"Haverá aprofundamento da crise
mundial?"
Economista Manuel Enriquez Garcia *
A crise financeira internacional, iniciada em 2007, afetou
consideravelmente os bancos hipotecários, tanto nos
Estados Unidos da América quanto na zona do Euro.
Inúmeras medidas de política econômica foram tomadas
com o objetivo de se evitar uma quebra generalizada de
bancos. Nos Estados Unidos da América o governo contou
com o Federal Reserve System para dotar de liquidez o
sistema bancário americano. Na Europa, entretanto,
devemos lembrar que os países abriram mão de seus
bancos centrais e delegaram ao Banco Central Europeu a
incumbência de dar liquidez às transações econômicas na
região, mas não aos bancos.
Assim, quando a crise atinge os bancos hipotecários da
Irlanda, de Portugal, da Grécia e da Espanha, os
respectivos governos somente podem lançar mão do único
instrumento da política econômica disponível, qual seja o
aumento no endividamento soberano para dar liquidez a
seus bancos, de passagem, o instrumento mais ineficaz
para debelar a crise.
O efeito perverso do endividamento soberano pode ser
melhor observado se tomarmos como exemplo a Espanha.

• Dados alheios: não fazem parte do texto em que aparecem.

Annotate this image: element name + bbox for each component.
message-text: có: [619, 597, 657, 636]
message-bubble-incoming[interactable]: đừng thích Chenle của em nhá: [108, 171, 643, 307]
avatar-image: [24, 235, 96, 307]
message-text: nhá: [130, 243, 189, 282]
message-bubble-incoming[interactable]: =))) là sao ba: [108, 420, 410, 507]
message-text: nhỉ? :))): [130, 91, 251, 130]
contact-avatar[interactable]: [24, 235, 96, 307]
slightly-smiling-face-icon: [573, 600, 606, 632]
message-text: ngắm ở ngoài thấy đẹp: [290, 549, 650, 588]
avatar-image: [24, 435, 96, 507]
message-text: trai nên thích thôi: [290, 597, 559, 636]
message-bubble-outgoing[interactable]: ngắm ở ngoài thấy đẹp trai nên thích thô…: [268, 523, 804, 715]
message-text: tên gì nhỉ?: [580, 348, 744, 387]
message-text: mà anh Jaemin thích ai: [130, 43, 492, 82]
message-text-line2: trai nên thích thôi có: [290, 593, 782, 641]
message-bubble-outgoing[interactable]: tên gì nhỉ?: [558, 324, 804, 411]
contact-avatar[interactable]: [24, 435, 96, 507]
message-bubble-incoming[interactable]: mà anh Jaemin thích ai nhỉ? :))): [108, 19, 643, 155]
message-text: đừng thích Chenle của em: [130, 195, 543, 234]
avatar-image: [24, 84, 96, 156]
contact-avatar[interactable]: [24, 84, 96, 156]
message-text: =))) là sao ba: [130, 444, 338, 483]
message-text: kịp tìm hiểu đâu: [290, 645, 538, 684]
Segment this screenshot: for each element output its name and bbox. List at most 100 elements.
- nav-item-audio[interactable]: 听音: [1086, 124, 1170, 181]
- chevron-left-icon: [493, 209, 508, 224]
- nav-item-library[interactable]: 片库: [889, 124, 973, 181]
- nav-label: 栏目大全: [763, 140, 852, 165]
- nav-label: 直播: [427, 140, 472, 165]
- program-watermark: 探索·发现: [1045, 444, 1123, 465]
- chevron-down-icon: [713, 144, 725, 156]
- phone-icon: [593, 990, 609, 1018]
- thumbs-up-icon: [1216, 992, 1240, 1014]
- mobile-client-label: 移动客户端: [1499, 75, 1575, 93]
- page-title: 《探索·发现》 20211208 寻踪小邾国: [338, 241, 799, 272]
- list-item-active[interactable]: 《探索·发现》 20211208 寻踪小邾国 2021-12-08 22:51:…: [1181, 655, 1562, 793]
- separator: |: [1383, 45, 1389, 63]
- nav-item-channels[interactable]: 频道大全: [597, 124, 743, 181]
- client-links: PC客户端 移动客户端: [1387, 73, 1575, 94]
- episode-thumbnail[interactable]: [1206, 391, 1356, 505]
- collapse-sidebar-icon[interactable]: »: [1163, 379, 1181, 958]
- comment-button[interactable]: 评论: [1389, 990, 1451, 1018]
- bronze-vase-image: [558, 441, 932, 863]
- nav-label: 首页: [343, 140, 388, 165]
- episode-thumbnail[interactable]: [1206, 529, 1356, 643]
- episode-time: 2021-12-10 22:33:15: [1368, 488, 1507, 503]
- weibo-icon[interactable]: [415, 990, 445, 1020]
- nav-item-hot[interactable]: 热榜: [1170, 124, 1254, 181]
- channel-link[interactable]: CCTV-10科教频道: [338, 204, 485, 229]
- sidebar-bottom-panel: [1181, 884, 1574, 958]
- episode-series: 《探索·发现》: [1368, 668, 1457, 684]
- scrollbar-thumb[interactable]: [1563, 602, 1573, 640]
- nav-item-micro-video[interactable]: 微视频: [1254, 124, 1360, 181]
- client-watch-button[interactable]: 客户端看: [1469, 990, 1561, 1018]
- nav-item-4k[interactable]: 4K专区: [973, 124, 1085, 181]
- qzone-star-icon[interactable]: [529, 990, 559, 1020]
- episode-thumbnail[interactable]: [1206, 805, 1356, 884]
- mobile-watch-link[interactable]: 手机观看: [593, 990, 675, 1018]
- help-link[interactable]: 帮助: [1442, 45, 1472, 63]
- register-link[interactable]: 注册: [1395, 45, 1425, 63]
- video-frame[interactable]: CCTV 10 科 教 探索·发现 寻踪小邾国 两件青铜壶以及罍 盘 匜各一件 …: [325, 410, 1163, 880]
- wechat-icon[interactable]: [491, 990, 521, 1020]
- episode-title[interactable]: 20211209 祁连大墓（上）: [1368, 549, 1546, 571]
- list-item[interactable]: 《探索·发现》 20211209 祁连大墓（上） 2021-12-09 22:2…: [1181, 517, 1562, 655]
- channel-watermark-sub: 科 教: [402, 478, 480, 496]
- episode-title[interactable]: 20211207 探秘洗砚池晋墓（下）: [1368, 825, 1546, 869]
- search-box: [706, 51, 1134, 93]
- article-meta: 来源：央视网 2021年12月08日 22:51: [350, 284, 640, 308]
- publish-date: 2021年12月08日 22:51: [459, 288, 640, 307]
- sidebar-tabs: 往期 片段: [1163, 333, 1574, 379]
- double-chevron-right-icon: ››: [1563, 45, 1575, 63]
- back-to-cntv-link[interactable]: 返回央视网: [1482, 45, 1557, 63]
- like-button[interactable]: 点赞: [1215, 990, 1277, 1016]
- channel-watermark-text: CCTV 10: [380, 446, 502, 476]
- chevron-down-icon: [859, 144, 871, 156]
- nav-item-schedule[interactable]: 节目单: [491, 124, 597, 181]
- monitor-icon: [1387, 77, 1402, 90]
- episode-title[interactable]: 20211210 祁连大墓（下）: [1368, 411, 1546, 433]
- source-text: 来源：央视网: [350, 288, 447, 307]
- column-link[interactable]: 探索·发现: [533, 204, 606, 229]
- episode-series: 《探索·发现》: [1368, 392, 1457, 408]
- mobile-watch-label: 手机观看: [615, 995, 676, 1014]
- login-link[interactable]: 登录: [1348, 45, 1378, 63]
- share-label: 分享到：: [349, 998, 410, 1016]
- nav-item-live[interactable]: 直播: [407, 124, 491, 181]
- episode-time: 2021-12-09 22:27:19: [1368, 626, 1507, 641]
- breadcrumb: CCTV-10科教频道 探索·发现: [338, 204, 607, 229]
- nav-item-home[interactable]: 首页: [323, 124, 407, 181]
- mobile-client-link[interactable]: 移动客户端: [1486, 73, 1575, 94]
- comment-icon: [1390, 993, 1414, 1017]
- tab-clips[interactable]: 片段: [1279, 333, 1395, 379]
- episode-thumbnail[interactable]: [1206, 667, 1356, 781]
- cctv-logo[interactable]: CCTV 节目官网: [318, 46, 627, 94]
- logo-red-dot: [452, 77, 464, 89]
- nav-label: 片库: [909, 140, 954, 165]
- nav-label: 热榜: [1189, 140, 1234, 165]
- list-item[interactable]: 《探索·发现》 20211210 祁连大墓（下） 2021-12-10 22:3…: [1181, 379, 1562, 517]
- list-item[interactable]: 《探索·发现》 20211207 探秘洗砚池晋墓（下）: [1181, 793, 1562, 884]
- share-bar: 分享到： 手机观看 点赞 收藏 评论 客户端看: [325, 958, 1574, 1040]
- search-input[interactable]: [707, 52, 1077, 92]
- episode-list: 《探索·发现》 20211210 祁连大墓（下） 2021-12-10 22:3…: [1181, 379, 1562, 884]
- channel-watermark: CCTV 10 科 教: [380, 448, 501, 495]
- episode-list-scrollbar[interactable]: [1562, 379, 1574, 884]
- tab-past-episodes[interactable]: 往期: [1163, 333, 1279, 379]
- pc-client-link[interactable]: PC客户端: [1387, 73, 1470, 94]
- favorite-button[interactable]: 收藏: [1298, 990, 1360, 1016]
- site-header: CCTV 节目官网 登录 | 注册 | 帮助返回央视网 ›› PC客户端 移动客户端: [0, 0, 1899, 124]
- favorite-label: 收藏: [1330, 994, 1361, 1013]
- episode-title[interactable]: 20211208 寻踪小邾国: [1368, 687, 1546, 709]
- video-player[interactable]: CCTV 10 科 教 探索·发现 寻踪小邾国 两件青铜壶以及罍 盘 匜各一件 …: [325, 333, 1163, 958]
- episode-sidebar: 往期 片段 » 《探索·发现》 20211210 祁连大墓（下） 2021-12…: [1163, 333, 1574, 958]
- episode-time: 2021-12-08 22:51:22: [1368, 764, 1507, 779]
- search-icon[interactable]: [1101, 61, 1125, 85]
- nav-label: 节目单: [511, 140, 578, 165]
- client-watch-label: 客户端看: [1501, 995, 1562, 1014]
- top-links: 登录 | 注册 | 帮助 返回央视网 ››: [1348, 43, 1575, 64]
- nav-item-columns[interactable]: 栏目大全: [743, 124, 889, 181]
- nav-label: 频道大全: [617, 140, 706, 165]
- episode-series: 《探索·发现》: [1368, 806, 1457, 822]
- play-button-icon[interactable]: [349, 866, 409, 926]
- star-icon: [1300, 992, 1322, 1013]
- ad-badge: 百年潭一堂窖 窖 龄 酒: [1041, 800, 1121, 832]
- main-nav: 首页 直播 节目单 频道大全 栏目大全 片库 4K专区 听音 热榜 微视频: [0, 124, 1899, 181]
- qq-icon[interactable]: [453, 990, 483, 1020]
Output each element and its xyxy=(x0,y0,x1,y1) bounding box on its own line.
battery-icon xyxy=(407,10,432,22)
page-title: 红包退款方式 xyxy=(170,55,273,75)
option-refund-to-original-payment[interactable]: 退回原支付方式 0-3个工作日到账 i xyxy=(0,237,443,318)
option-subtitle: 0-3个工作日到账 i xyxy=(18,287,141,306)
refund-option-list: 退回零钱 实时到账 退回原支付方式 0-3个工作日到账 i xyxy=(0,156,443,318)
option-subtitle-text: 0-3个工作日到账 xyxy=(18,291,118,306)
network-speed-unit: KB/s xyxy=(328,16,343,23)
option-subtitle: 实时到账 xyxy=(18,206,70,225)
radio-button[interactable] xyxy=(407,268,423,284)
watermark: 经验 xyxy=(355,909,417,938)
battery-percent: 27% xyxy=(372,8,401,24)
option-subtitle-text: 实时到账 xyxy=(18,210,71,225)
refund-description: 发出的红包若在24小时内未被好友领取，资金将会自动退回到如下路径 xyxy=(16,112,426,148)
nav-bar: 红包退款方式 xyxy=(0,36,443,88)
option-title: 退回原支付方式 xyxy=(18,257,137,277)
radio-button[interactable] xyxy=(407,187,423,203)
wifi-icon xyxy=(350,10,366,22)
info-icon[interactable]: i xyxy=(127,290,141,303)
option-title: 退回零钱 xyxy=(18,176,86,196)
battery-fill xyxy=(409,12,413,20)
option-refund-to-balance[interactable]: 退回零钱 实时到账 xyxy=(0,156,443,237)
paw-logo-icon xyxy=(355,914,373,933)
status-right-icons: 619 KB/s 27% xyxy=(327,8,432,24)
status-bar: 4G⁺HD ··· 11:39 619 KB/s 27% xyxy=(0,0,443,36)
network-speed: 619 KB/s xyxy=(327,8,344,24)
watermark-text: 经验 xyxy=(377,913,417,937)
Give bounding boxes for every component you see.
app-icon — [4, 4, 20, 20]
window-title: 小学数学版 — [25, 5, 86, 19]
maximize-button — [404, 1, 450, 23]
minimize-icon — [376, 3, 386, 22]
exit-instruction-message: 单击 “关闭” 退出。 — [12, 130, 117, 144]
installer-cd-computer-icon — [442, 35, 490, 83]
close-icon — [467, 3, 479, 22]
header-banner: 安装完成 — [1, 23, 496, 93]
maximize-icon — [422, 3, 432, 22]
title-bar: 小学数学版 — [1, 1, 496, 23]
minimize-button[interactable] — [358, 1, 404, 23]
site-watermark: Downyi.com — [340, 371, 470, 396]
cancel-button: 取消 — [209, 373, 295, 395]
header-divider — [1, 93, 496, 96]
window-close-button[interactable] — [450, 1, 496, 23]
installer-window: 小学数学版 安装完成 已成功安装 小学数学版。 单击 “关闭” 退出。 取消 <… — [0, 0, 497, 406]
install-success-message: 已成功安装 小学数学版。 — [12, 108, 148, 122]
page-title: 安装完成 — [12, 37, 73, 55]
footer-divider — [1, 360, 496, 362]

Em 2007 a dívida soberana da Espanha se situava em 35%
do PIB, porém ao ajudar os bancos hipotecários a dívida
pulou para cerca de 85% do PIB, em 2012; a taxa de juros
paga em 2007 estava em torno de 1,6% ao ano, porém,
com o aumento do risco, os investidores passaram a exigir
taxas que alcançaram 7,5%, em meados de 2012. Como
se pode notar, para honrar o pagamento dos juros o
governo passou a efetuar cortes nas áreas sociais, afetando
conquistas que os trabalhadores haviam obtido desde que o
país voltou à democracia em 1977.
A crise na zona do Euro parecia ter preservado a Alemanha,
uma vez que a maior potência europeia vinha crescendo
nos últimos anos: em 2010 o PIB cresceu 4,2%, em 2011 a
variação percentual foi de 3%. Entretanto, segundo
Relatório do Bundesbank a economia alemã está
encolhendo muito rapidamente em 2012 e espera-se um
crescimento do PIB em torno de 0,7% neste ano. O
Bundesbank aponta como responsáveis pela perda de
dinamismo da economia alemã, de um lado, o moderado
crescimento dos Estados Unidos da América e, de outro, a
continuidade da desaceleração da economia da zona do
Euro bem como, o menor crescimento que está sendo
registrado pela China, em países da Europa Central e na
Rússia.
Diz o Bundesbank que a economia alemã registrou um
crescimento de apenas 0,2% no terceiro trimestre de 2012
e que deverá apresentar um crescimento ainda menor no
último trimestre de 2012. Ou seja, o cenário que se
vislumbra remete para um aprofundamento da crise na
zona do Euro, isto porque a maior potência econômica
europeia está também sendo envolvida pela crise
econômica mundial.
Tanto na Espanha quanto em Portugal, Grécia e Itália os
trabalhadores têm saído às ruas reclamando da política de
cortes sociais levada a cabo pelos respectivos governos.
Alegam que existem ouras alternativas de política
econômica e que os governantes devem utilizá-las. Os
sindicatos, por sua vez, em suas ações parecem indicar que
uma delas seria o calote generalizado na dívida soberana.
Esta, contudo, não é uma boa alternativa, pois ela foi
aplicada em 1982 e 1986 no Brasil e a economia brasileira
permaneceu estagnada até meados dos anos noventa.
Alternativa mais plausível, mas que não conta com as
simpatias do governo alemão, se constitui na possibilidade
do Banco Central Europeu comprar dívida soberana, neste
momento da Espanha, um total que beira duzentos bilhões
de euros no curto e médio prazo.
Do nosso ponto de vista, a melhor alternativa se constitui
em um grande acordo nacional, em cada um dos países
envolvidos. Devemos lembrar que logo após a ditadura
militar, em 1977, a Espanha realizou um pacto social,
conhecido como “Pacto de Moncloa”, que abriu o caminho
para o crescimento econômico do país no médio e longo
prazo: de um lado, os trabalhadores abriram mão de
reajustes salariais acima das taxas de inflação e de outro,
os empresários se comprometeram a investir na
modernidade de suas empresas. Apesar das desavenças
existentes entre os partidos políticos na Espanha
acreditamos que é possível uma conciliação nacional que,
de um lado, evite o separatismo de regiões e, de outro,
aplaine o caminho para que a dívida soberana, em relação
ao PIB, decline no médio e longo prazo.